The United Nations says "mass atrocities" continue to take place in Syria as Islamic extremists grow more powerful and foreign fighters enter the war.
A new U.N. commission report says the impact of the war is "no longer confined to Syrian territory."
Commission chairman Paulo Pinheiro said Islamic State militants have taken over large parts of eastern Syria and northern Iraq. The report says the Islamic State's gains in Iraq have boosted its military capabilities, and the militants are increasingly fighting other rebel groups for power in Syria.
The commission noted the international support meant to boost "moderate" opposition fighters, saying those efforts to provide money and equipment have not helped reverse the dominance of radical armed groups operating in Syria.
The report also calls attention to the lack of an enduring international push to find a resolution to the crisis, saying "influential states have turned away from the difficult work required for a political solution."
Long-sought face-to-face peace talks mediated by former U.N. envoy for Syria Lakhdar Brahimi concluded earlier this year with little progress.
Pinheiro said the fighting in Syria is continuing "with no regard to law or to conscience" as hundreds of people die every day.
The U.N. said last week that more than 191,000 people have been killed since the conflict began in March 2011.
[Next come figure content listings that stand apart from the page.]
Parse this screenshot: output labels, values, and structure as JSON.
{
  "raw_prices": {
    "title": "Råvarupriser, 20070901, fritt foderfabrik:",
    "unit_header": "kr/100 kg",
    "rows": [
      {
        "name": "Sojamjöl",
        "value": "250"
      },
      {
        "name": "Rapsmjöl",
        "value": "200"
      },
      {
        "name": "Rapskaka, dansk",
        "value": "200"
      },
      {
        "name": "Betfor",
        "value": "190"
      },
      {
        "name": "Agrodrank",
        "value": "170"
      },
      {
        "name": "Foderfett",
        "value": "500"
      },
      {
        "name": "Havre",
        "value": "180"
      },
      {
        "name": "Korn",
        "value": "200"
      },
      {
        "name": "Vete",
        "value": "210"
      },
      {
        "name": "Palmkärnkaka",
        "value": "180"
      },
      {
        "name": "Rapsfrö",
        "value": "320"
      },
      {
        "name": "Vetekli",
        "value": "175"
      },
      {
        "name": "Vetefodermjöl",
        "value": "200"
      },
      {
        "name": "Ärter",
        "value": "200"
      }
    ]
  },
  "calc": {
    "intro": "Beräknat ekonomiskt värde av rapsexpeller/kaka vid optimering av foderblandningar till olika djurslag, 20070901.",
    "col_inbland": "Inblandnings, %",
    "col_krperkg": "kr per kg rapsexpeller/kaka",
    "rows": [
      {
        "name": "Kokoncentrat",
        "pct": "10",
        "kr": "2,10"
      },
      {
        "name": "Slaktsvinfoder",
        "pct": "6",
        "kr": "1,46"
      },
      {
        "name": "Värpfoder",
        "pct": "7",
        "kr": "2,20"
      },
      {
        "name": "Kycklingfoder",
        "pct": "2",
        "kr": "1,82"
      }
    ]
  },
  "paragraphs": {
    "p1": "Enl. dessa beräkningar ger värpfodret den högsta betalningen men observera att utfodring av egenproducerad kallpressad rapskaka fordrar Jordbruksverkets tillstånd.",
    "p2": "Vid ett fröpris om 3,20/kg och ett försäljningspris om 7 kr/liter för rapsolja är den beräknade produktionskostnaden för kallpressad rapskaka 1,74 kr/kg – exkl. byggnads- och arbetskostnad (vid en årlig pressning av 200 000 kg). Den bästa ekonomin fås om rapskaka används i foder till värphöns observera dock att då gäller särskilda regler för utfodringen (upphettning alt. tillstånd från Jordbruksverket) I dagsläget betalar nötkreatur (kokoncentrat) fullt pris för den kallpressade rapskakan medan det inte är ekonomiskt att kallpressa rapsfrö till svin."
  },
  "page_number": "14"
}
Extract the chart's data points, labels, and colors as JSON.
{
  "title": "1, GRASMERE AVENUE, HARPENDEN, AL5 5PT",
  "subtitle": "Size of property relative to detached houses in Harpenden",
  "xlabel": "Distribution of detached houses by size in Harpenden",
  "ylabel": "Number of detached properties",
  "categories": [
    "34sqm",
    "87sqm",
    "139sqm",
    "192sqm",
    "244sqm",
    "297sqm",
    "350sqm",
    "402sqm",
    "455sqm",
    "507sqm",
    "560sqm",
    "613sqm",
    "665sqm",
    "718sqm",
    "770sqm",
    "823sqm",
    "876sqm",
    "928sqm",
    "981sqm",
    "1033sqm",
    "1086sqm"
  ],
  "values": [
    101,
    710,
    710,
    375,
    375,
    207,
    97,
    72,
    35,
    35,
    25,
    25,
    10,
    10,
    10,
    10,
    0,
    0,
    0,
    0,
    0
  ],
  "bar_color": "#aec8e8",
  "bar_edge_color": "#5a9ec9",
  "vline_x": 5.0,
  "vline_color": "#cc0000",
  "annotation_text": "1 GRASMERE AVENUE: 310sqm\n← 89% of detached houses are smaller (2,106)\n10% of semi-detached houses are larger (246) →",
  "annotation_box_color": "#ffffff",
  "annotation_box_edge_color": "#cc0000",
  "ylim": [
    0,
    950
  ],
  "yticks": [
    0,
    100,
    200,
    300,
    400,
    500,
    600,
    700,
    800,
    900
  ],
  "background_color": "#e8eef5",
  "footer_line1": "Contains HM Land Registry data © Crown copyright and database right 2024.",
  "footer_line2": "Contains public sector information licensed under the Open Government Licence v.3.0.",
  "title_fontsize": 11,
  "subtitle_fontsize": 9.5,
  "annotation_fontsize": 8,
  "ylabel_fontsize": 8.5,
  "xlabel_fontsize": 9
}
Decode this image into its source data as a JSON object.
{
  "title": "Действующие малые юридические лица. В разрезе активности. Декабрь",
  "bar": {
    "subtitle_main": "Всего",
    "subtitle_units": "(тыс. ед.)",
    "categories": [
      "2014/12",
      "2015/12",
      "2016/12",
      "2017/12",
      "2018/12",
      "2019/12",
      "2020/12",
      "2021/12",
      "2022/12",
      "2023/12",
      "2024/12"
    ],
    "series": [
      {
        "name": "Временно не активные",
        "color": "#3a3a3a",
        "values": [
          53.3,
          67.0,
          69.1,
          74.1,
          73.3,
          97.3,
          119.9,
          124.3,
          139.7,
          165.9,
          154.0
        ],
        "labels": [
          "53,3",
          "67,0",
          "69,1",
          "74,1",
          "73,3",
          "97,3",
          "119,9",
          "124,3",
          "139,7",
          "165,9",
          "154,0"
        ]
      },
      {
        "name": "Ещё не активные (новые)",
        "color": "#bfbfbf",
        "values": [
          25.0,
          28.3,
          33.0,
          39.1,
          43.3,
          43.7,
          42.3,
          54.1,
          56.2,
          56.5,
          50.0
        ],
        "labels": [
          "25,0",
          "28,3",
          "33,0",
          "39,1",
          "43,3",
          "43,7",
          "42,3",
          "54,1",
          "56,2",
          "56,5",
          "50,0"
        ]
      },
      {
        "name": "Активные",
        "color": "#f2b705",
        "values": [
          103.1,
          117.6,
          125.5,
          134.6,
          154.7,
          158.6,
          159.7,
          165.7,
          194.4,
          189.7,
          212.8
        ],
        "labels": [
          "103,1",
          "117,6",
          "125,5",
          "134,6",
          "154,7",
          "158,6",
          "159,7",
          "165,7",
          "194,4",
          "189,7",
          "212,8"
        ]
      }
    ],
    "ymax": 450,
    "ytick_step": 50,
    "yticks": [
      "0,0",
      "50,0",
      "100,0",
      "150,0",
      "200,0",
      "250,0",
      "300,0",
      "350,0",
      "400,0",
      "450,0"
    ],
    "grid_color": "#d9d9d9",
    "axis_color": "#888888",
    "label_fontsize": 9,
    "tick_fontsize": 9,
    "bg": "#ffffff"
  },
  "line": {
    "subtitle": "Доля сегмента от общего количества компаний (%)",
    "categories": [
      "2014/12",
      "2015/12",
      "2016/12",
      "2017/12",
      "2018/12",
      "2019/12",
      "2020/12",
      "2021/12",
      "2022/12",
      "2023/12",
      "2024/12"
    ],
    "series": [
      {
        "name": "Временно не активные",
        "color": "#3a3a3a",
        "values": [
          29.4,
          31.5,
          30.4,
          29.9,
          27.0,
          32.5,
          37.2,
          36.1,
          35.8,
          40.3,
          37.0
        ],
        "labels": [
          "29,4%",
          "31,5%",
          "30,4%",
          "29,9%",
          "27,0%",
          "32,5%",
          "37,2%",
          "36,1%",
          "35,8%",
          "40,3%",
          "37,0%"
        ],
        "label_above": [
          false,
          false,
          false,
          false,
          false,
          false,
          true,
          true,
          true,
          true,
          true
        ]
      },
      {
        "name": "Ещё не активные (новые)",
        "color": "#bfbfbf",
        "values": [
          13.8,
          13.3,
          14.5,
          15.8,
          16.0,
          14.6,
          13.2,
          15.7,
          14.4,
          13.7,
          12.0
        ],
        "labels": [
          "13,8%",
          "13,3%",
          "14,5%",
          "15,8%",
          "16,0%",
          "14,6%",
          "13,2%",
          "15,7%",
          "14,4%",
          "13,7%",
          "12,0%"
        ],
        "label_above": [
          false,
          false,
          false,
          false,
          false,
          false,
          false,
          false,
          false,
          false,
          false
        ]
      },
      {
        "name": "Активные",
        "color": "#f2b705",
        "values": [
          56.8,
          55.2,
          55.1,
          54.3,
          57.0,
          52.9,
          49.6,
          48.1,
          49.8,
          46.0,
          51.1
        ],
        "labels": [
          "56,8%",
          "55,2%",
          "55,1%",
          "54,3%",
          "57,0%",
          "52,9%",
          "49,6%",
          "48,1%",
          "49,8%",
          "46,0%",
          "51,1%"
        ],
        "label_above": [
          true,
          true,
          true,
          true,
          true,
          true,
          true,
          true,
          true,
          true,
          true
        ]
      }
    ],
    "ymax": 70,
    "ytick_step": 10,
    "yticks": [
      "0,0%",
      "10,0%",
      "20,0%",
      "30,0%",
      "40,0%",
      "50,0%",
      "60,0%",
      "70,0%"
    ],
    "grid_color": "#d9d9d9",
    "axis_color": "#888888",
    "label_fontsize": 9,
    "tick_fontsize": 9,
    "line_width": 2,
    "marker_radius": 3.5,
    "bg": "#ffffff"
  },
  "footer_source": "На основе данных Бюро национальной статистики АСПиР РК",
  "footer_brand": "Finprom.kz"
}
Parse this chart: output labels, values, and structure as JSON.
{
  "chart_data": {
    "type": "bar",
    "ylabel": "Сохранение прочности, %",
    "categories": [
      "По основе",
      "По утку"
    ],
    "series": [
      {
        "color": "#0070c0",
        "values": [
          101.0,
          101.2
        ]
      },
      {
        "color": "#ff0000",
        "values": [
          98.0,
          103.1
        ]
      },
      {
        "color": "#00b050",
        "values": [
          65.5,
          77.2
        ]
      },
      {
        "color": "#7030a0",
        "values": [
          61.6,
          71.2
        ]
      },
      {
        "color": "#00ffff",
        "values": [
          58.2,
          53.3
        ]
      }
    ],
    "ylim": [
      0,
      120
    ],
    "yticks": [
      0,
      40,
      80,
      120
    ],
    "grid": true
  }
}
Wednesday's report says the apparent goal of the Syrian military's operations is "to render life unbearable in areas out of its control," detailing the use of sieges followed by bombing campaigns and the arrests of men who are of fighting age.
It also says the government has used illegal chlorine gas in its attacks, and is "systematically targeting civilians and civilian infrastructure."
The commission recommends that the U.N. Security Council consider referring the crisis to the International Criminal Court, and calls on all parties to stop abuses that include murder, rape, torture and forced disappearances.
Meanwhile, Syrian rebels from at least two different groups seized control of a border crossing with Israel's Golan Heights Wednesday, killing 20 Syrian. Israel's military said the fighting spilled over into Israeli territory, wounding an Israeli officer.
U.S. journalist Peter Theo Curtis, who was held hostage by Syrian militants for two years, spoke Wednesday to reporters, a day after coming home to the United States. He expressed surprise at the amount of media attention given his case, and gratitude for the effort put into securing his release.
The mother of another U.S. hostage is pleading with captives to free her son. Shirley Sotloff says her son Steven should not pay for U.S. government policies in the Middle East.
She appealed to the leader of Islamic State to follow in the tradition of the Prophet Muhammad by showing mercy and protecting the lives of all Muslims, Christians and Jews.
Islamic State, which beheaded American journalist James Foley earlier this month, is threatening to kill Sotloff if the U.S. does not stop airstrikes on Islamic State targets in Iraq.